Jill was walking the streets in uptown Charlotte on a crisp fall morning as part of Lights Out Charlotte, a partnership between Mecklenburg Audubon, Mecklenburg County Parks and Recreation, and Audubon North Carolina. Both birds had flown into windows in uptown Charlotte, and were most likely attracted to the area because of the lights on tall buildings.

Jill, who is president of Mecklenburg Audubon, launched Lights Out after hearing about a similar program in Winston-Salem at Audubon North Carolina Chapter Day in early 2012. Lights Out Charlotte volunteers began their third full season of monitoring on Monday, September 23. Volunteers have found 154 dead and 18 injured birds so far. More than 30 volunteers have risen before dawn to look for these birds.

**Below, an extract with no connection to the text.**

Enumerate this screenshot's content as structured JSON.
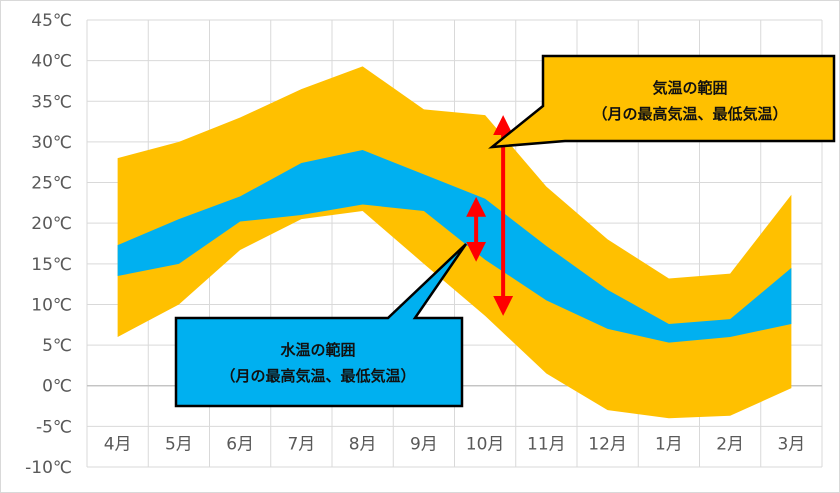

Volunteers capture live birds, many of which are simply stunned and can be released after spending an hour or two in a paper bag. Injured birds go to a federally licensed, local songbird rehabilitator. The dead birds collected go to the North Carolina Museum of Natural Sciences in Raleigh, where they are used for science and education.

Most buildings in uptown Charlotte have reduced their lighting over the past few years as part of Duke Energy's SmartEnergy Now program, going dark from 11 p.m. to 5 a.m. However, those pre-dawn hours can be very important for migratory birds as they complete their flight for the night.

This fact was demonstrated by flight calls heard by Brian Bockhahn of NC State Parks on September 24. At Hanging Rock State Park, Brian heard constant flight calls from 5:30 to 7 a.m. and experienced an "overwhelming peak" from 6:30 to 6:45 a.m.

So far, Jill is hearing a firm "no" from corporate building managers when she asks for participation in the Lights Out program until daybreak. But you can bet she won't give up trying to protect the birds that fly past Charlotte along the Atlantic Flyway!